The rest of the programme was of a Roman piece. From the first sally of Berlioz’s Roman Carnival Overture the Royal Philharmonic sounded like an orchestra transformed to international calibre under Dutoit’s meticulous baton (****). He underlined every rhythmic and textural quirk of Berlioz’s restlessly individual personality, even if I couldn’t quite see the human bustle of the Mardi Gras in the scene from that testosterone-laden opera Benvenuto Cellini which the music adapts.

Charles Dutoit by Chris ChristodoulouGiven such sophisticated colours, it was already clear that Respighi’s three orchestrally resourceful sets of Roman sketches, so much more than mere picture postcards, were never going to sag or pall. Dutoit (pictured left last night) wisely began with the last of the triptych, Roman Festivals, tending to the gigantism of the early Mussolini years. We’d already had a whiff of that earlier this Proms season in the superb Borusan Istanbul Philharmonic’s championship of the suite from the ballet-extravaganza Belkis, Queen of Sheba.

In this first sequence I’d have liked a little more of the Turkish orchestra’s passionate Technicolor from the RPO strings – when will  British players really learn to unbend? – and a touch more abandon in the Piazza Navona at Epiphany. But despite the thrill of the three trumpets from on high heralding Colosseum death to the Christians at the start – we were in the right arena, in Panavision – and the crazy, when-shall-I-stop final gallimaufry, it was the layered poetry of the "October Festival" which captivated most. The late Calum (Malcolm) MacDonald, whose death this year came as such a shock, typically nailed it in the excellent programme notes as the "art of transition" turned into “a kind of cinematic 'dissolve'". The sleighbells and mandolin were a mere heightening of the atmosphere, no gaudy extras.

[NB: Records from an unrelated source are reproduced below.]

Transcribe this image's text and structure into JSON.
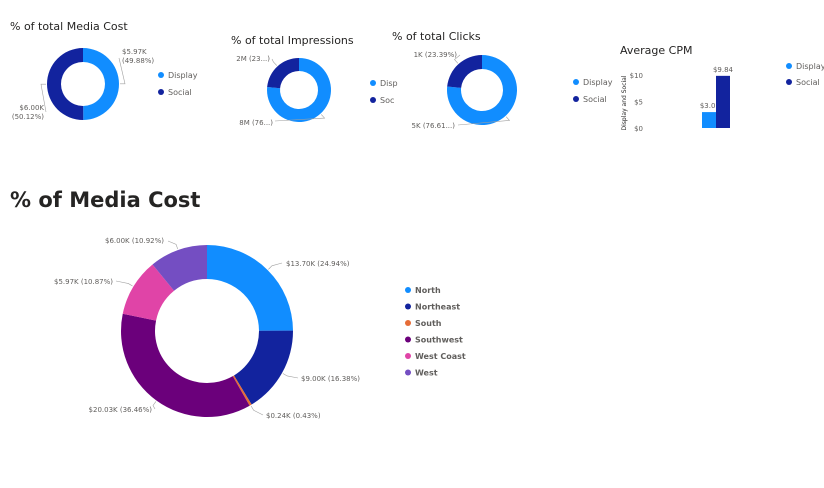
{
  "colors": {
    "display": "#118dff",
    "social": "#12239e",
    "north": "#118dff",
    "northeast": "#12239e",
    "south": "#e66c37",
    "southwest": "#6b007b",
    "west_coast": "#e044a7",
    "west": "#744ec2"
  },
  "chart_data": [
    {
      "type": "pie",
      "title": "% of total Media Cost",
      "categories": [
        "Display",
        "Social"
      ],
      "values": [
        49.88,
        50.12
      ],
      "labels": [
        "$5.97K (49.88%)",
        "$6.00K (50.12%)"
      ],
      "legend": [
        "Display",
        "Social"
      ],
      "legend_position": "right"
    },
    {
      "type": "pie",
      "title": "% of total Impressions",
      "categories": [
        "Display",
        "Social"
      ],
      "values": [
        76.5,
        23.5
      ],
      "labels": [
        "8M (76...)",
        "2M (23...)"
      ],
      "legend": [
        "Disp",
        "Soc"
      ],
      "legend_position": "right"
    },
    {
      "type": "pie",
      "title": "% of total Clicks",
      "categories": [
        "Display",
        "Social"
      ],
      "values": [
        76.61,
        23.39
      ],
      "labels": [
        "5K (76.61...)",
        "1K (23.39%)"
      ],
      "legend": [
        "Display",
        "Social"
      ],
      "legend_position": "right"
    },
    {
      "type": "bar",
      "title": "Average CPM",
      "categories": [
        "Display",
        "Social"
      ],
      "values": [
        3.0,
        9.84
      ],
      "labels": [
        "$3.0(",
        "$9.84"
      ],
      "ylabel": "Display and Social",
      "yticks": [
        "$0",
        "$5",
        "$10"
      ],
      "ylim": [
        0,
        10
      ],
      "legend": [
        "Display",
        "Social"
      ],
      "legend_position": "right",
      "grid": false
    },
    {
      "type": "pie",
      "title": "% of Media Cost",
      "categories": [
        "North",
        "Northeast",
        "South",
        "Southwest",
        "West Coast",
        "West"
      ],
      "values": [
        24.94,
        16.38,
        0.43,
        36.46,
        10.87,
        10.92
      ],
      "labels": [
        "$13.70K (24.94%)",
        "$9.00K (16.38%)",
        "$0.24K (0.43%)",
        "$20.03K (36.46%)",
        "$5.97K (10.87%)",
        "$6.00K (10.92%)"
      ],
      "legend": [
        "North",
        "Northeast",
        "South",
        "Southwest",
        "West Coast",
        "West"
      ],
      "legend_position": "right"
    }
  ]
}
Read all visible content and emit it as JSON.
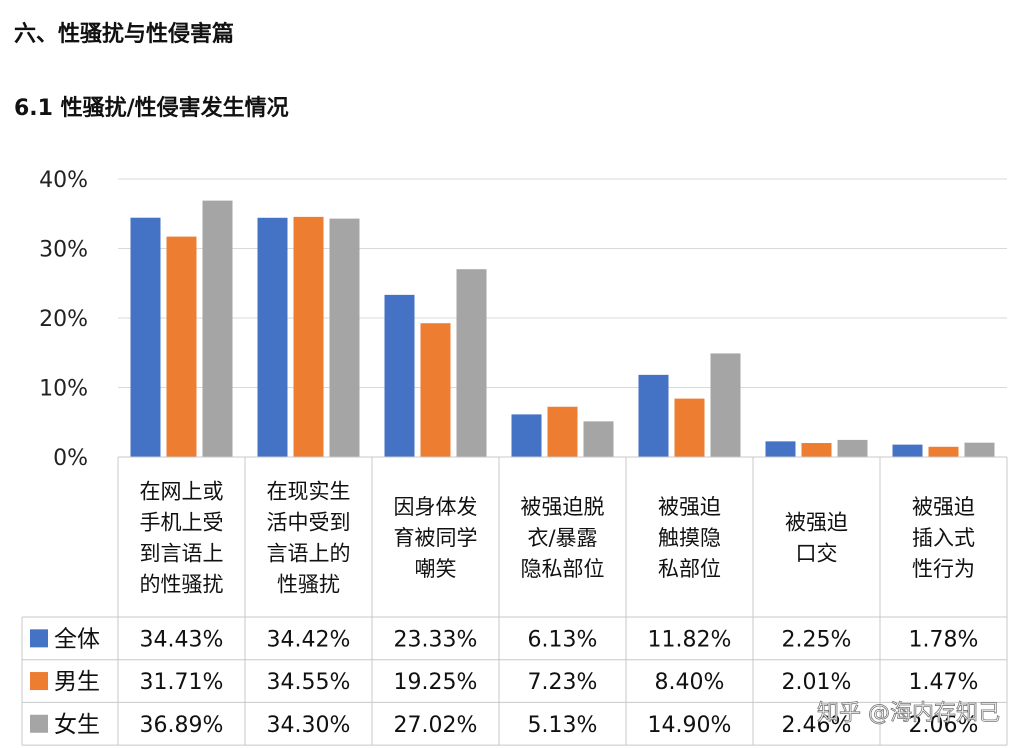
{
  "heading": "六、性骚扰与性侵害篇",
  "subheading": "6.1 性骚扰/性侵害发生情况",
  "watermark": "知乎 @海内存知己",
  "chart_data": {
    "type": "bar",
    "ylim": [
      0,
      40
    ],
    "yticks": [
      "0%",
      "10%",
      "20%",
      "30%",
      "40%"
    ],
    "grid": true,
    "categories": [
      [
        "在网上或",
        "手机上受",
        "到言语上",
        "的性骚扰"
      ],
      [
        "在现实生",
        "活中受到",
        "言语上的",
        "性骚扰"
      ],
      [
        "因身体发",
        "育被同学",
        "嘲笑"
      ],
      [
        "被强迫脱",
        "衣/暴露",
        "隐私部位"
      ],
      [
        "被强迫",
        "触摸隐",
        "私部位"
      ],
      [
        "被强迫",
        "口交"
      ],
      [
        "被强迫",
        "插入式",
        "性行为"
      ]
    ],
    "series": [
      {
        "name": "全体",
        "color": "#4472C4",
        "values": [
          34.43,
          34.42,
          23.33,
          6.13,
          11.82,
          2.25,
          1.78
        ],
        "labels": [
          "34.43%",
          "34.42%",
          "23.33%",
          "6.13%",
          "11.82%",
          "2.25%",
          "1.78%"
        ]
      },
      {
        "name": "男生",
        "color": "#ED7D31",
        "values": [
          31.71,
          34.55,
          19.25,
          7.23,
          8.4,
          2.01,
          1.47
        ],
        "labels": [
          "31.71%",
          "34.55%",
          "19.25%",
          "7.23%",
          "8.40%",
          "2.01%",
          "1.47%"
        ]
      },
      {
        "name": "女生",
        "color": "#A5A5A5",
        "values": [
          36.89,
          34.3,
          27.02,
          5.13,
          14.9,
          2.46,
          2.06
        ],
        "labels": [
          "36.89%",
          "34.30%",
          "27.02%",
          "5.13%",
          "14.90%",
          "2.46%",
          "2.06%"
        ]
      }
    ]
  }
}
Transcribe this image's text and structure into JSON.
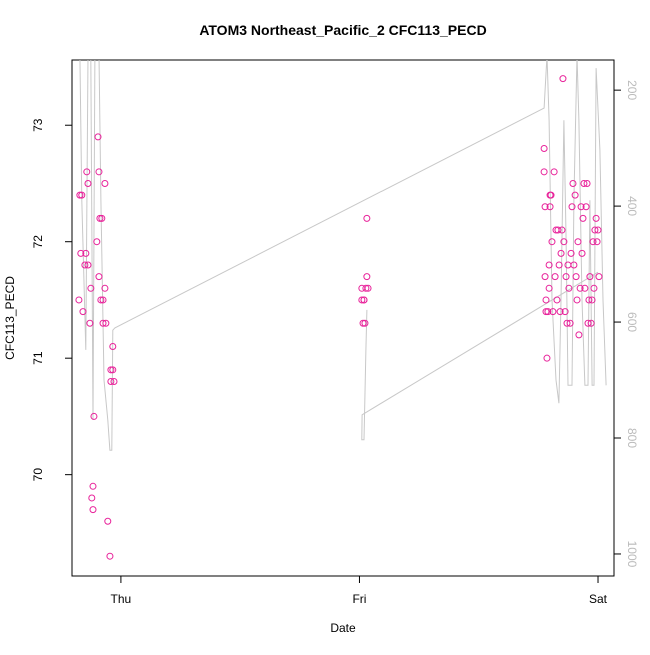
{
  "chart_data": {
    "type": "scatter",
    "title": "ATOM3 Northeast_Pacific_2 CFC113_PECD",
    "xlabel": "Date",
    "ylabel": "CFC113_PECD",
    "xlim": [
      -0.205,
      2.067
    ],
    "xticks": [
      {
        "value": 0,
        "label": "Thu"
      },
      {
        "value": 1,
        "label": "Fri"
      },
      {
        "value": 2,
        "label": "Sat"
      }
    ],
    "ylim": [
      69.13,
      73.56
    ],
    "yticks": [
      70,
      71,
      72,
      73
    ],
    "y2lim": [
      1038,
      148
    ],
    "y2ticks": [
      200,
      400,
      600,
      800,
      1000
    ],
    "series": [
      {
        "color": "#e8229a",
        "type": "scatter",
        "x": [
          -0.176,
          -0.172,
          -0.164,
          -0.168,
          -0.159,
          -0.151,
          -0.143,
          -0.147,
          -0.138,
          -0.138,
          -0.13,
          -0.126,
          -0.117,
          -0.122,
          -0.117,
          -0.113,
          -0.101,
          -0.096,
          -0.092,
          -0.088,
          -0.08,
          -0.092,
          -0.084,
          -0.075,
          -0.075,
          -0.067,
          -0.067,
          -0.063,
          -0.055,
          -0.046,
          -0.042,
          -0.034,
          -0.042,
          -0.029,
          -0.034,
          1.01,
          1.015,
          1.023,
          1.019,
          1.027,
          1.031,
          1.036,
          1.031,
          1.01,
          1.019,
          1.774,
          1.774,
          1.778,
          1.778,
          1.782,
          1.782,
          1.786,
          1.79,
          1.795,
          1.795,
          1.799,
          1.799,
          1.803,
          1.807,
          1.811,
          1.816,
          1.82,
          1.824,
          1.828,
          1.832,
          1.837,
          1.841,
          1.845,
          1.849,
          1.853,
          1.857,
          1.862,
          1.866,
          1.87,
          1.874,
          1.878,
          1.883,
          1.887,
          1.891,
          1.895,
          1.899,
          1.904,
          1.908,
          1.912,
          1.916,
          1.92,
          1.925,
          1.929,
          1.933,
          1.937,
          1.941,
          1.945,
          1.95,
          1.954,
          1.958,
          1.962,
          1.966,
          1.971,
          1.975,
          1.979,
          1.983,
          1.987,
          1.992,
          1.996,
          2.0,
          2.004
        ],
        "values": [
          71.5,
          72.4,
          72.4,
          71.9,
          71.4,
          71.8,
          72.6,
          71.9,
          72.5,
          71.8,
          71.3,
          71.6,
          69.9,
          69.8,
          69.7,
          70.5,
          72.0,
          72.9,
          72.6,
          72.2,
          72.2,
          71.7,
          71.5,
          71.5,
          71.3,
          72.5,
          71.6,
          71.3,
          69.6,
          69.3,
          70.9,
          70.9,
          70.8,
          70.8,
          71.1,
          71.5,
          71.3,
          71.3,
          71.5,
          71.6,
          71.7,
          71.6,
          72.2,
          71.6,
          71.5,
          72.8,
          72.6,
          72.3,
          71.7,
          71.5,
          71.4,
          71.0,
          71.4,
          71.8,
          71.6,
          72.3,
          72.4,
          72.4,
          72.0,
          71.4,
          72.6,
          71.7,
          72.1,
          71.5,
          72.1,
          71.8,
          71.4,
          71.9,
          72.1,
          73.4,
          72.0,
          71.4,
          71.7,
          71.3,
          71.8,
          71.6,
          71.3,
          71.9,
          72.3,
          72.5,
          71.8,
          72.4,
          71.7,
          71.5,
          72.0,
          71.2,
          71.6,
          72.3,
          71.9,
          72.2,
          72.5,
          71.6,
          72.3,
          72.5,
          71.3,
          71.5,
          71.7,
          71.3,
          71.5,
          72.0,
          71.6,
          72.1,
          72.2,
          72.0,
          72.1,
          71.7
        ]
      },
      {
        "color": "#c8c8c8",
        "type": "line",
        "axis": "y2",
        "x": [
          -0.172,
          -0.164,
          -0.147,
          -0.138,
          -0.126,
          -0.117,
          -0.109,
          -0.092,
          -0.084,
          -0.071,
          -0.055,
          -0.046,
          -0.038,
          -0.034,
          -0.025,
          1.774,
          1.786,
          1.795,
          1.807,
          1.824,
          1.836,
          1.845,
          1.857,
          1.866,
          1.874,
          1.891,
          1.899,
          1.912,
          1.92,
          1.933,
          1.945,
          1.958,
          1.966,
          1.975,
          1.983,
          1.992,
          2.008,
          2.021,
          2.034,
          null,
          1.031,
          1.027,
          1.019,
          1.01,
          1.011,
          2.0
        ],
        "values": [
          140,
          390,
          648,
          140,
          140,
          769,
          140,
          140,
          390,
          700,
          769,
          821,
          821,
          614,
          610,
          231,
          140,
          252,
          562,
          700,
          740,
          562,
          252,
          459,
          709,
          709,
          390,
          140,
          252,
          562,
          709,
          709,
          390,
          709,
          709,
          162,
          303,
          562,
          709,
          null,
          579,
          648,
          803,
          803,
          760,
          514
        ]
      }
    ]
  }
}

Triton Fountain by David NiceFountains of Rome, framed by more pure poetry in Valle Giulia at dawn and the Villa Medici at sunset, spotlit the subtle and lovely RPO woodwind, all of a piece – and how young is that exceptional oboist, John Roberts? The horns had their heyday with their held note keeping the Piazza Barberini’s Triton and his conch (pictured right by the author) in the foreground, as brilliant a highlight as any and launched with all the theatrical timing of Puccini, before Dutoit gave an exceptionally broad welcome to the sea-cortege of the Trevi Fountain.

With more dramatic impetus, Dutoit came almost immediately out of the silence of Fountains’ exquisite vespers into the children’s games by the Pines of the Villa Borghese. More orchestral solos justified their place in the sun: the beautifully vibratoed bugle call outside the catacombs, the clarinet meditation on the Janiculum (Tim Lines, first among woodwind equals) capped only by a nightingale recording of perfect liquidity. The audience, and the trilling strings, held their breath. The love-music swooning in between justified its place as a kind of eleven-o-clock number in the sequence, while Respighi’s harmonically adventurous march-crescendo for the Roman cohorts on the Appian Way was the only possible conclusion: bring it all on, the Albert Hall organ – essential throughout the Respighi sequence – and the offstage trumpets contributing to a glorious noise that managed to be deafening even in this setting, but never shrill: Dutoit kept the depth in the sound throughout. Result? A stunner, naturally.